By Jerry Useem
First-Person Interviews by Eryn Brown
Photo by Paxton
What I would say to you is that if TheStreet.com were a private company, and were a magazine, people would be astonished at our success. But we're a public company and we're a Website, so people think that we're idiots. I think what we've done is remarkable. But what we failed to do is tragic. And what's happened is, in all the confusion and hubbub, we look as if we don't know what we're doing.
In the very beginning when the company was set up, I wasn't allowed to run it. The government asked me not to. So it was my blueprint but not my execution. And that two-headed monster--me being a really visible guy associated with the site, but not really in charge--is a failure on my part. If I had been able to pick the right people from the beginning, this enterprise could have been hugely successful as opposed to just kind of successful.
I blame myself. I blame myself every single day. I should have realized that it was not possible to set up an enterprise and fund it when I could have no control over it. But that's what I did. And that's what I pay for every day.
Nobody really cares for the Internet--except for the newspapers and magazines that live off the advertising on it, and people who can't sleep and need something to do. It has created an undisciplined culture of slothfulness and foolishness that's now a culture of despair.
I'm sorry, I've got to call it like I see it. You know, there was a period where there was tremendous value to doing something different on the Web. But now all of it looks the same, equally tiresome. The technology has stalled, and the look and feel have stalled. It's just not that interesting. The Internet won't be embraced correctly until our children take over. I hope to live to see that.
The idea that you can develop something for the Net today and have it be commercially viable is crazy. AOL and Yahoo have taken 90% of the creativity and the capital and, at least when it comes to content, have made the Internet so that it's even more ossified and difficult to break into than TV. It happened in such a short period, it's astonishing to me. If I had something that I wanted to do to get people's attention, I would do it on TV, because it's easier, cheaper, and a lot more fun.
It's a shame, because the Internet was really fun for a while. It was fun for about three or four years. Oh, it was fun. It was cool. It was a really cool thing. Now it's just something I wish weren't in front of me, so I wouldn't have to look at it.
What's next for TheStreet.com? Excuse my language, but I don't have a fuckin' clue. It ain't up to me. It never was. I wish it were. But it wasn't. And that's the tragedy of the enterprise.
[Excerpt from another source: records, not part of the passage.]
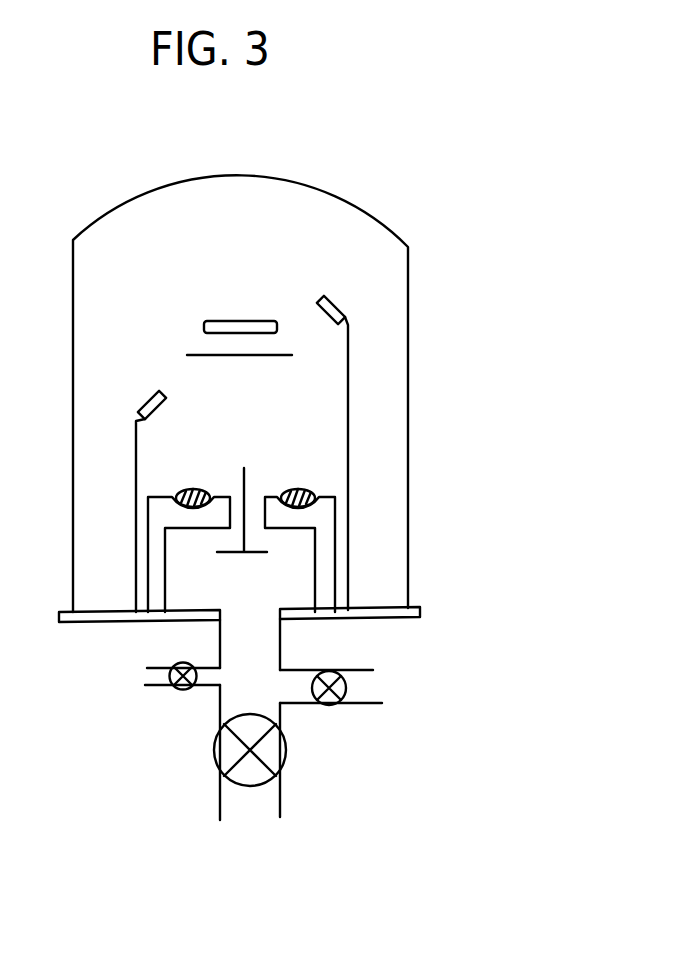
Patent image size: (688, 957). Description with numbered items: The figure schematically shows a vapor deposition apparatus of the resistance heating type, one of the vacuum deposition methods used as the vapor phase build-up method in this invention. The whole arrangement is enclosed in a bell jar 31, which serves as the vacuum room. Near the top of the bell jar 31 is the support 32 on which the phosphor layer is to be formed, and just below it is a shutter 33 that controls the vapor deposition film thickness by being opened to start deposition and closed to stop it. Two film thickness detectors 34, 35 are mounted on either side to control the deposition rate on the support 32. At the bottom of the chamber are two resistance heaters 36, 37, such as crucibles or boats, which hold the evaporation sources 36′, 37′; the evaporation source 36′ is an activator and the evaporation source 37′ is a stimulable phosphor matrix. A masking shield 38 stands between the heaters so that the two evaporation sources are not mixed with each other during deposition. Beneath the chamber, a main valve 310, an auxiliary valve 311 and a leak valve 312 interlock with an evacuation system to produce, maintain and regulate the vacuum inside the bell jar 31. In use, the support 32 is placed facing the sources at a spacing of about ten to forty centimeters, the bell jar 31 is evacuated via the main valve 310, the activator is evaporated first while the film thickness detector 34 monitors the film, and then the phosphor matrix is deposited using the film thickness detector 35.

The bell jar 31 is at (410, 247).
The support 32 is at (242, 318).
The shutter 33 is at (272, 355).
The film thickness detector 34 is at (152, 395).
The film thickness detector 35 is at (330, 298).
The resistance heater 36 is at (227, 489).
The evaporation source (activator) 36′ is at (190, 489).
The resistance heater 37 is at (330, 488).
The evaporation source (stimulable phosphor matrix) 37′ is at (298, 488).
The masking shield 38 is at (240, 537).
The main valve 310 is at (216, 760).
The auxiliary valve 311 is at (330, 705).
The leak valve 312 is at (172, 690).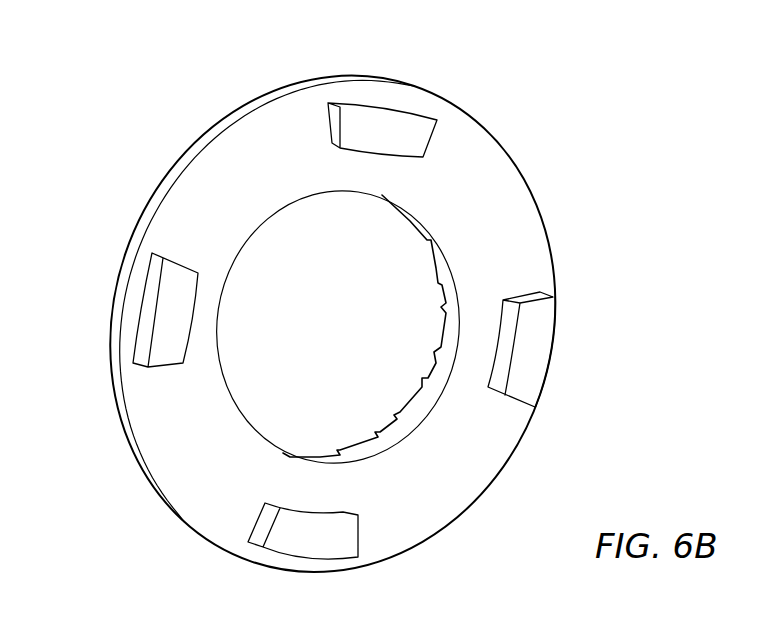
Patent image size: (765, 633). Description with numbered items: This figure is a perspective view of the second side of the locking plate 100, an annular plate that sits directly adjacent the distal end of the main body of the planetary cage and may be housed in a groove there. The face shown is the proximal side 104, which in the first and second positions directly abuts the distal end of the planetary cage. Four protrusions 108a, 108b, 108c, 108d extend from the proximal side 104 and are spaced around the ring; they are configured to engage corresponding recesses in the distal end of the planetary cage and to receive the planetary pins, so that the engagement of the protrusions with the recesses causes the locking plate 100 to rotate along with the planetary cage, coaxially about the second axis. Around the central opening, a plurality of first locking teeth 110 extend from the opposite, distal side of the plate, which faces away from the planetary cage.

The locking plate 100 is at (170, 92).
The proximal side 104 is at (217, 189).
The protrusion 108a is at (388, 128).
The protrusion 108b is at (172, 327).
The protrusion 108c is at (325, 540).
The protrusion 108d is at (533, 342).
The first locking teeth 110 is at (408, 400).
What's next for me? Oh, this unbelievable project. It's called "Coaching Fifth-Grade Soccer." There I can accomplish everything I want in life. I can make everybody happy at home and have something to show for it in the end. I'm done with the material stuff. The shocking riches-to-rags story that I've become because of my TheStreet.com hobby has made me realize that I'm a darn good hedge fund manager and a real good dad. I want nothing to do with the rest of it.